Ernane Galvêas (1922-2022)

A morte de Ernane Galvêas em 24 de junho último – Presidente de Honra da Associação de Comércio Exterior do Brasil (AEB) e Consultor Econômico da Confederação Nacional do Comércio de Bens, Serviços e Turismo (CNC) – foi mais uma perda do segmento econômico brasileiro, em particular no relativo às operações comerciais com o exterior, de ícones precursores da luta por se estabelecerem condições competitivas às empresas brasileiras para conquista de maior e mais qualificada participação do país no comércio internacional.

Em 1968, então Diretor da “Carteira de Comércio Exterior (CACEX)” – criada em 1953 sob a estrutura do Banco do Brasil e extinta em 1990, com suas funções transferidas para o que hoje seriam as do atual DECEX/Ministério da Economia) – Galvêas passou o cargo para Benedicto Fonseca Moreira, ícone igualmente recém falecido quando também atuando na AEB, para iniciar seu primeiro mandato como Presidente do BCB (1968-1974), chegando à posição de Ministro da Fazendo no Governo do General João Batista de Oliveira Figueiredo. Em 2015, como parte das comemorações dos então 45 anos de criação da AEB, uma série de entrevistas foi realizada com personalidades contemporâneas do início de atividades da Associação.

A título de singela homenagem póstuma da atual gestão da AEB ao economista Ernane Galvêas reproduz-se abaixo a íntegra da entrevista por ele concedida, com o registro de esperança de que este exemplo de homem público que foi de como bem servir ao país inspire e seja seguido pelos atuais e futuros responsáveis por formularem/executarem políticas públicas, no caso, em especial as voltadas às operações comerciais, tanto de mercadorias quanto de serviços, com os mercados internacionais.


AEB – Criada em 1970, a AEB foi constituída pela iniciativa de alguns empresários em um momento que se apontava que o Brasil precisava exportar. O senhor achava que, no contexto da época, houve receptividade à ideia de criação da AEB?

EG – Eu acho que o início da criação da AEB antecede um pouco as grandes dificuldades que o Brasil teve depois do primeiro e do segundo choque do petróleo. Que foi um negócio muito sério, em 1969. Quando aconteceu o primeiro choque do petróleo, com o preço passando de 2 para 10 dólares, foi um trauma, pois o Brasil era muito dependente da importação do petróleo. Não tinha combustível e não tinha grandes reservas para fazer frente à esta modificação. O mundo todo sofreu uma crise de comércio exterior nessa época. Aconteceu que o dinheiro do petróleo, ocasionado pelo aumento do preço, foi parar nas mãos dos grandes exportadores árabes que os depositaram nos bancos, daí a origem dos chamados petrodólares.
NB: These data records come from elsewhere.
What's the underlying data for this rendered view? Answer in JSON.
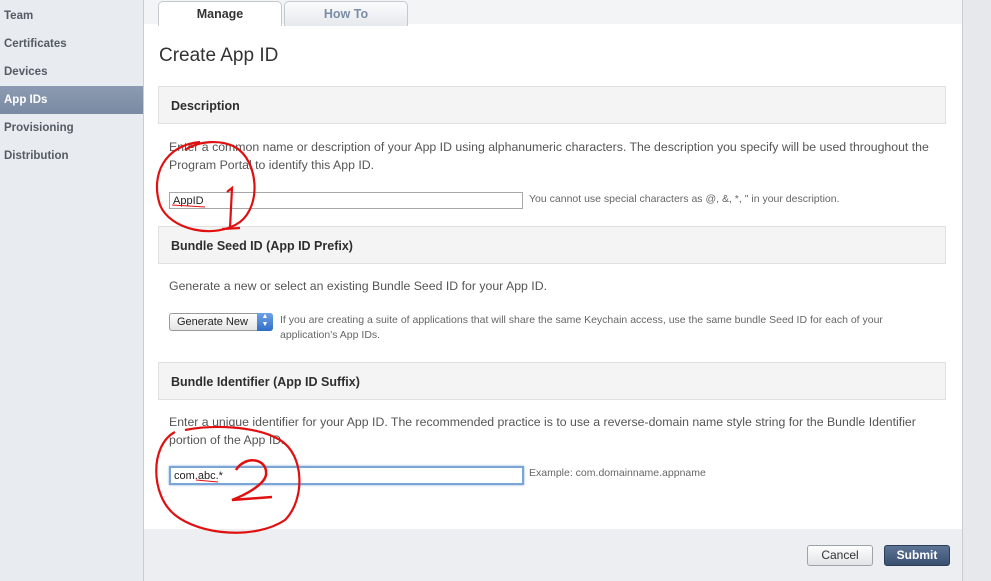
{
  "sidebar": {
    "items": [
      {
        "label": "Team"
      },
      {
        "label": "Certificates"
      },
      {
        "label": "Devices"
      },
      {
        "label": "App IDs"
      },
      {
        "label": "Provisioning"
      },
      {
        "label": "Distribution"
      }
    ],
    "active": "App IDs"
  },
  "tabs": [
    {
      "label": "Manage"
    },
    {
      "label": "How To"
    }
  ],
  "page_title": "Create App ID",
  "description": {
    "header": "Description",
    "help": "Enter a common name or description of your App ID using alphanumeric characters. The description you specify will be used throughout the Program Portal to identify this App ID.",
    "value": "AppID",
    "note": "You cannot use special characters as @, &, *, \" in your description."
  },
  "seed": {
    "header": "Bundle Seed ID (App ID Prefix)",
    "help": "Generate a new or select an existing Bundle Seed ID for your App ID.",
    "selected": "Generate New",
    "note": "If you are creating a suite of applications that will share the same Keychain access, use the same bundle Seed ID for each of your application's App IDs."
  },
  "identifier": {
    "header": "Bundle Identifier (App ID Suffix)",
    "help": "Enter a unique identifier for your App ID. The recommended practice is to use a reverse-domain name style string for the Bundle Identifier portion of the App ID.",
    "value": "com.abc.*",
    "note": "Example: com.domainname.appname"
  },
  "buttons": {
    "cancel": "Cancel",
    "submit": "Submit"
  },
  "annotations": {
    "mark_1": "1",
    "mark_2": "2",
    "color": "#e01010"
  }
}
Isso facilitou que o Brasil tomasse dinheiro emprestado para poder fazer as importações do petróleo. Mas o problema não tinha solução por aí, o caminho era realmente aumentar as exportações. Houve um movimento, uma consciência e uma unidade de esforços para concentrar as medidas econômicas de fomento às exportações. É esse o clima em que nasce a AEB. O Giulite Coutinho era um pioneiro nesta área, conhecia as dificuldades das exportações. Com este propósito, pediu ajuda ao Banco Central, Banco do Brasil, Ministério da Fazenda, com o Delfim Neto e todo mundo se dando conta de que, realmente, era muito importante concentrar esforços na exportação. Fazer da exportação a grande prioridade.

AEB – Quando da instalação da AEB, o Dr. Giulite Coutinho apontou que, embora as exportações estivessem crescendo, substancialmente, em 1970, o Brasil era o 22º exportador com uma participação a 0,9% das exportações mundiais. E indagou: “Será uma previsão demasiadamente otimista admitir uma participação do Brasil em torno de 2% das exportações mundiais?”. Embora, desde então, as exportações tenham de decuplicado, a maior participação foi de 1,3%, em 2012, mas continuando o Brasil na 22ª posição. Na sua opinião, porque o País não ampliou sua participação nas exportações globais?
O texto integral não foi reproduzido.